Inside Higher Ed
by Colleen Flaherty
May 20, 2021
UNC Chapel Hill Board of Trustees sidelines tenure vote for Nikole Hannah-Jones, “1619 Project” journalist, despite enthusiastic tenure recommendation from faculty and administrators. Professors cry foul.
In an unusual if not unprecedented move, the University of North Carolina at Chapel Hill’s Board of Trustees declined to approve a tenured appointment for journalist Nikole Hannah-Jones. The reason? Many say it's politics.
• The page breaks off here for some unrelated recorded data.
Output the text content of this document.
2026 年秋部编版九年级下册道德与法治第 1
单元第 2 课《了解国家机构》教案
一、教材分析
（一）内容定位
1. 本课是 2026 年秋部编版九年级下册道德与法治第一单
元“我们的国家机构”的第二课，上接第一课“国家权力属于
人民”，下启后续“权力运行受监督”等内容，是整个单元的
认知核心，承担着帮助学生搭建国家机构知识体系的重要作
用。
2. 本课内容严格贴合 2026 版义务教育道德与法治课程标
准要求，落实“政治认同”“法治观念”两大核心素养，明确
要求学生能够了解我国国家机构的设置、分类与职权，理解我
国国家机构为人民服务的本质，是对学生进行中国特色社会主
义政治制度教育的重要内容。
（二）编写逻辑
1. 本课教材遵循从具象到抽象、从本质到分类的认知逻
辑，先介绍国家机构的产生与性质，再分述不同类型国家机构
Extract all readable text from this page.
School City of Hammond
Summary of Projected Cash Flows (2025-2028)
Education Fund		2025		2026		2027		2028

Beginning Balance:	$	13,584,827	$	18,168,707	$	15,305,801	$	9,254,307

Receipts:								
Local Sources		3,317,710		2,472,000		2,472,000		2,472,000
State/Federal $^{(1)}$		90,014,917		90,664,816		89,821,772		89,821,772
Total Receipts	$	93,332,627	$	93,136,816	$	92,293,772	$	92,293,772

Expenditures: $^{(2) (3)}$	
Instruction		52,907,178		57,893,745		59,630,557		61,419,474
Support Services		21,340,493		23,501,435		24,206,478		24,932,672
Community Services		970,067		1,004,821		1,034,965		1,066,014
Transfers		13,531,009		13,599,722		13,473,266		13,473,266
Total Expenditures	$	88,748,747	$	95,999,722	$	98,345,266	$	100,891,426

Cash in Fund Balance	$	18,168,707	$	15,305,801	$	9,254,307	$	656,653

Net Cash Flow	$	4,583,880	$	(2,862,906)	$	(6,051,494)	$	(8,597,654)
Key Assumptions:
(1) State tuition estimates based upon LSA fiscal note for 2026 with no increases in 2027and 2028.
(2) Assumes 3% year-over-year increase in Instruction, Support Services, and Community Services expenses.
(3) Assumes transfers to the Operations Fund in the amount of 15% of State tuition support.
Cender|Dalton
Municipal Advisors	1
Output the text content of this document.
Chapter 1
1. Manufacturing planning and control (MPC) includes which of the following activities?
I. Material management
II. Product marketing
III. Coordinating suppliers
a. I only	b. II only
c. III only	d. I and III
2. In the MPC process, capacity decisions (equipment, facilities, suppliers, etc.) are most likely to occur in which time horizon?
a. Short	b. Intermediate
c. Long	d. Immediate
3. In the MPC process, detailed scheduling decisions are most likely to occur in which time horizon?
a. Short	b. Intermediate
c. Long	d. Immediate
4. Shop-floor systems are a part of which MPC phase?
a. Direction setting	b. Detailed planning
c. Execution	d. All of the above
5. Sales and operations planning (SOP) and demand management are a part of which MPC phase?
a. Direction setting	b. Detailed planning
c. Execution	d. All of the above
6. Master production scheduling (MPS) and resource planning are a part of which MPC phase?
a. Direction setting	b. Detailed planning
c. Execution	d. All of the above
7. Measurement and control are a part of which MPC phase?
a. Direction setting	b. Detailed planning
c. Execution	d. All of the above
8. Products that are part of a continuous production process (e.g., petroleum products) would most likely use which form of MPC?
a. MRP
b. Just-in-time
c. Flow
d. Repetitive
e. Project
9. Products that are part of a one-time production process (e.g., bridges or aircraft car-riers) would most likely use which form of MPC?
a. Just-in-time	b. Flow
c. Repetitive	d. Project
“This is a very political thing,” an anonymous trustee reportedly told NC Policy Watch, which broke the story this week. “The university and the Board of Trustees and the Board of Governors and the legislature have all been getting pressure since this thing was first announced last month.”
“This thing” is Hannah-Jones’s appointment, which UNC Chapel Hill announced in April, as follows: “Nikole Hannah-Jones, the Pulitzer Prize-winning investigative journalist and MacArthur Fellowship ‘Genius Grant’ recipient who covers civil rights and racial injustice for The New York Times Magazine and was just elected to the American Academy of Arts & Sciences, will join University of North Carolina’s Hussman School of Journalism and Media in July as the Knight Chair in Race and Investigative Journalism.”